Note that PDL performance may be degraded for more complex operations. This is because the PDL will allocate and break large, but temporary workspaces for intermediate operations. In this case, you may need to use Inline::Pdlpp . However, this is not a tool for beginners, so do not jump there until you have determined that this is really the best for you.

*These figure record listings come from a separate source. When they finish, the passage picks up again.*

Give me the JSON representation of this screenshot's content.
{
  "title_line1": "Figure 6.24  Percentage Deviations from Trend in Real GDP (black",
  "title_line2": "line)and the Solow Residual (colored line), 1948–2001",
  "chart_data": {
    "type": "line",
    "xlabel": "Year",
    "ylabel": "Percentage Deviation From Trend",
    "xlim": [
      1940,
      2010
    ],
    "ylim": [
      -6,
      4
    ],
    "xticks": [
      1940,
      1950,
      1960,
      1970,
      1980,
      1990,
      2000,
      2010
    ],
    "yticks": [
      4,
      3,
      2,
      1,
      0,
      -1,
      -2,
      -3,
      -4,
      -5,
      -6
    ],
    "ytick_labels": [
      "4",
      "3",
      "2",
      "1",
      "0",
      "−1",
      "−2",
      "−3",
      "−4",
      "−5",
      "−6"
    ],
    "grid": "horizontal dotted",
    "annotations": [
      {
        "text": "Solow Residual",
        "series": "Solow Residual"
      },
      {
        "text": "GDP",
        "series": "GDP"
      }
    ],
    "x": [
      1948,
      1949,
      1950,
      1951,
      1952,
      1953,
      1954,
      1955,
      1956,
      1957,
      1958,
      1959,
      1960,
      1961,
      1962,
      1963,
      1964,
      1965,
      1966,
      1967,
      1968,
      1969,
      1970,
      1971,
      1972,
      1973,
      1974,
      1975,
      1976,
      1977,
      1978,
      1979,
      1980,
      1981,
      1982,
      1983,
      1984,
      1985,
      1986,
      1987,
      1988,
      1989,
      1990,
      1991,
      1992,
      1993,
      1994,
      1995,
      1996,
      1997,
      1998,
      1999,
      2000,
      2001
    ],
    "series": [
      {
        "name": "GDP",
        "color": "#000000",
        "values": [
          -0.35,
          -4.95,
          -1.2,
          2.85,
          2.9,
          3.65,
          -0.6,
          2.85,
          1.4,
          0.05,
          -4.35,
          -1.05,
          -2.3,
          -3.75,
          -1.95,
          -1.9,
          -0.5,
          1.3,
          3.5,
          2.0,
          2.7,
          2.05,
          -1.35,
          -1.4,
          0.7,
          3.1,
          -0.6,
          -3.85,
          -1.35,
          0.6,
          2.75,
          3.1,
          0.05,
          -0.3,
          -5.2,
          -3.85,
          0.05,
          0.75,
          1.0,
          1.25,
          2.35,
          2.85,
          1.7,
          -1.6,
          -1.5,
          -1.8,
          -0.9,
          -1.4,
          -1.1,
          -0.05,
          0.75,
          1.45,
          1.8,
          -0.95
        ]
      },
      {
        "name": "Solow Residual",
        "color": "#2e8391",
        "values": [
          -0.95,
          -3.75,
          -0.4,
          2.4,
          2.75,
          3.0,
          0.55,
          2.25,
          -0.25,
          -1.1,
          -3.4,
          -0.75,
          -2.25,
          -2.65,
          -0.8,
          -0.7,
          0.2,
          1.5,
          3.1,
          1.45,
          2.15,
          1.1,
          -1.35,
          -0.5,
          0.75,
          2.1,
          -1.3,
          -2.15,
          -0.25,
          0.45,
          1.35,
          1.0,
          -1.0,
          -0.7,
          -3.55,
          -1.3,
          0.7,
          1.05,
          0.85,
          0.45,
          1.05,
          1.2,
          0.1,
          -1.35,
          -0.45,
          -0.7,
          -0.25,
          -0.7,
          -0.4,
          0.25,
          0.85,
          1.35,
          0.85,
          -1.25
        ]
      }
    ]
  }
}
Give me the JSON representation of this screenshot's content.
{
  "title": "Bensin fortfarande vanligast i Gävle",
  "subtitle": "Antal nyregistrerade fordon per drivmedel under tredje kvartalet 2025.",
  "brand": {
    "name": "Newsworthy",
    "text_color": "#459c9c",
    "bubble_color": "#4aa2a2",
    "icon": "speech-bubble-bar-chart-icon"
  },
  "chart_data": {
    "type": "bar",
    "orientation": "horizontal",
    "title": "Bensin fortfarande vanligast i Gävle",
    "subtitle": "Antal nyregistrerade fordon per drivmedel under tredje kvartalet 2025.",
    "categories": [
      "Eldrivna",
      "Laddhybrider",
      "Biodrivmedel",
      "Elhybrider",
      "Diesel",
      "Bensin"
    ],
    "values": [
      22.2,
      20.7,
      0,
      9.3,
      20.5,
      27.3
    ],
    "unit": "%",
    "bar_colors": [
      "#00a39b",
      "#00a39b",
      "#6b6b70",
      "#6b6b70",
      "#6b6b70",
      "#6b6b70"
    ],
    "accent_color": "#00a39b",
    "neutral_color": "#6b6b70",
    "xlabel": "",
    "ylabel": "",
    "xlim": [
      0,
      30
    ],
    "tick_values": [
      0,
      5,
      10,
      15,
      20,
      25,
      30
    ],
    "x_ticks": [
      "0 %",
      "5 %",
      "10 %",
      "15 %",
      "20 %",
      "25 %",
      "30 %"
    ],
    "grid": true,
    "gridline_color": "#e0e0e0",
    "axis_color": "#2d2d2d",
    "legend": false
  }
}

Another alternative to all of this is to use Inline::C as follows:
use PDL; use Benchmark qw/cmpthese/; my $updates_per_round = shift || 1; my $N = 1_000_000; my @perl = (0 .. $N - 1); my $pdl = zeroes $N; my $inline = pack "d*", @perl; my $max_PDL_per_round = 5_000; use Inline 'C'; cmpthese(-1,{ perl => sub{ $perl[int(rand($N))]++ for (1..$updates_per_round); }, pdl => sub{ my $to_update = long(random($updates_per_round) * $N); indadd(1,$to_update,$pdl); }, inline => sub{ do_inline($inline, $updates_per_round, $N); }, }); __END__ __C__ void do_inline(char * packed_data, int N_updates, int N_data) { double * actual_data = (double *) packed_data; int i; for (i = 0; i < N_updates; i++) { int index = rand() % N_data; actual_data[index]++; } }
For me, the Inline function is consistently superior to both Perl and PDL. For large $updates_per_round values, say 1000, I get the Inline::C version about 5 times faster than pure Perl and between 1.2x and 2x faster than PDL. Even when $updates_per_round is just 1, where Perl removes the PDL, Inline code is 2.5 times faster than Perl code.
If this is all you need to accomplish, I recommend using Inline::C
But if you need to do a lot of manipulation of your data, it is best to stick with the PDL for its power, flexibility, and performance. See below how you can use vec() with PDL data.